Employers offering CDH as one option should make it attractive enough to get 20 percent to 40 percent participation for a good distribution of healthy and unhealthy people in the plan, and to gain the full effect of utilization change, says Bill Sharon, Aon Consulting's national practice leader for consumer-driven health care.
"The greater the enrollment, the greater the savings--so the ultimate goal is to get as many people into a CDH plan as possible," says Sharon. "Employers who have done full replacement get even better savings than those who have done it on a 'slice' basis." Ultimately, he believes CDH plans will achieve the same penetration level as managed care. The components of a CDH plan can be overlaid on an existing managed care network, so CDH could be called an evolution of managed care.
If Sharon is right, the closest thing to a preview of the future is found at employers doing a "total replacement" of traditional managed care with consumer-driven health.
One such employer is PW Eagle, the second-largest U.S. pipe manufacturer with 11 plants and 870 employees, headquartered in Eugene, Ore. PW Eagle was one of the early adopters, doing a total replacement of traditional managed care with a Definity program on July 1, 2002, and is now in its fourth year.
PW Eagle offers 12 choices including base, standard and premium options. Preventive care is covered 100 percent, and the company funds a personal care account for each employee. Roughly 35 percent of employees carry a balance forward from year-to-year in their PCA. "A health reimbursement account is too complicated (for employees) to get just yet," says the company's vice president of human resources, Neil Chinn.
In the first year, 80 percent of employees enrolled in the premium plan, but now only 9 percent use it. PWEagle raised the employee contribution so the premium option is now more than twice the monthly premium of the base option. The base and standard options have a larger out-of-pocket deductible spending gap between the PCA funds and the plan coverage. Chinn likes a larger deductible gap: "Behavior doesn't change until people are in their gap," he says.
"Of course, you get a cost-shifting effect with a CDH plan as higher users pay more out of pocket than a traditional design," says Chinn. "However, there is, I believe, a depression-of-demand effect as the plan design encourages people to be more rational in their use of health care."
PW Eagle employee Mark DeGroot, a maintenance supervisor, and his wife both have jobs, giving their family a larger pool of employer-provided funds, and they don't need a primary-care referral to see specialists. DeGroot has the standard option now, but plans to bump back up to the premium option in a few years when they expect medical costs to rise.

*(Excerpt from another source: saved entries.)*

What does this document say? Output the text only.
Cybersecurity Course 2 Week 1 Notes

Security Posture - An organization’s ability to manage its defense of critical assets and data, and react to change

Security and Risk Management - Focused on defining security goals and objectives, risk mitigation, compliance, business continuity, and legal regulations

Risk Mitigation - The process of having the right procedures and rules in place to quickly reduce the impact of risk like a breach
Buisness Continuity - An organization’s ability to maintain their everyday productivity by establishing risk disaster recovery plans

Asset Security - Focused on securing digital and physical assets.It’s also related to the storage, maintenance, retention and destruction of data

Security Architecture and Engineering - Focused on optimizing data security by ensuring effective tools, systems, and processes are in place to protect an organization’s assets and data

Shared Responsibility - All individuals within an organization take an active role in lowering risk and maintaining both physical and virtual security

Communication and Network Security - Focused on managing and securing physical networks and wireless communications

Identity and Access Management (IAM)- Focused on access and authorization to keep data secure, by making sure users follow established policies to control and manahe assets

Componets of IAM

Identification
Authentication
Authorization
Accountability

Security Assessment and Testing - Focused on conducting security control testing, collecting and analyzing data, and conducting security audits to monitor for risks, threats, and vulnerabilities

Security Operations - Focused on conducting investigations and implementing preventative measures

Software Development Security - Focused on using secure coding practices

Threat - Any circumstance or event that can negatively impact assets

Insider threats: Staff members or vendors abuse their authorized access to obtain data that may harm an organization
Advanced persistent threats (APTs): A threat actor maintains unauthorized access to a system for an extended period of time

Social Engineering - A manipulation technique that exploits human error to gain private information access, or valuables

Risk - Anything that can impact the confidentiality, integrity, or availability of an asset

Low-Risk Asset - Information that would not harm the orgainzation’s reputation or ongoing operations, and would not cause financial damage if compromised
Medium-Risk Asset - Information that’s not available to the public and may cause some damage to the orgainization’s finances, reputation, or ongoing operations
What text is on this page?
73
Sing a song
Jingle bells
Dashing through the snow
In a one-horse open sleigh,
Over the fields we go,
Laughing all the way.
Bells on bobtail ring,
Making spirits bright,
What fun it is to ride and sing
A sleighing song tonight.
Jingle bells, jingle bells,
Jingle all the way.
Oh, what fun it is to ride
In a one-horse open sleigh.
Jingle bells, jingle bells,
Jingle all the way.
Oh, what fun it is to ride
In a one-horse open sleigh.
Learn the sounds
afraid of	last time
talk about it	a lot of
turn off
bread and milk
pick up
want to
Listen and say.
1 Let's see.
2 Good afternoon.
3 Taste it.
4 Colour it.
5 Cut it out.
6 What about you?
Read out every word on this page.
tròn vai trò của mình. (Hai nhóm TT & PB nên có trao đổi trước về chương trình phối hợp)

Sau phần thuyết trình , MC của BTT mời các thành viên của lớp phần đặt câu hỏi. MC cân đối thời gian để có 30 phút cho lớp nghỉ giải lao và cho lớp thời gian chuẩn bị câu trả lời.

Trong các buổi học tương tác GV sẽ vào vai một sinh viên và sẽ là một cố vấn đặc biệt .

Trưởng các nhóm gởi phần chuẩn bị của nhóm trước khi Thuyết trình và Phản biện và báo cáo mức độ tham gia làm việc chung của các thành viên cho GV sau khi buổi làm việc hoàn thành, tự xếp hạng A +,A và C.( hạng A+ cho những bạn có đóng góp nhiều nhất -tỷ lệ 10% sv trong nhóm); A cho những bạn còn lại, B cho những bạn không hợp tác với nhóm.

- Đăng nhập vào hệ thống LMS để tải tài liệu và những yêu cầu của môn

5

For lower-income employees with little discretionary income, any gap spending can create real problems. Production worker Will Irvin didn't understand how the new plan worked, and his family ended the first year with a $1,600 balance due. They're reducing the balance, but the normally cheery Irvin filed a complaint through the U.S. Department of Labor.
Production worker Steven Woodford has to ask his wife to cut back on doctor visits and on some prescriptions, but not others--a tricky juggling act that gave her a rocky first year in the plan.
Shipping worker Dick Loomis has avoided out-of-pocket spending, despite his wife's cardiac condition. Some co-workers have "sold" vacation time back to the company to fund their plan, Loomis says, but he hasn't had to.
These four employees in a CDH early-adopter workplace have all changed their health-care behavior. They know that American health care is changing, but only one sees any positives.
Like America's consumer economy itself, consumer-driven health gives more control and choices to well-heeled consumers, but may leave others feeling stranded.
PETER MEAD, a writer living in Oregon, writes regularly about benefits issues.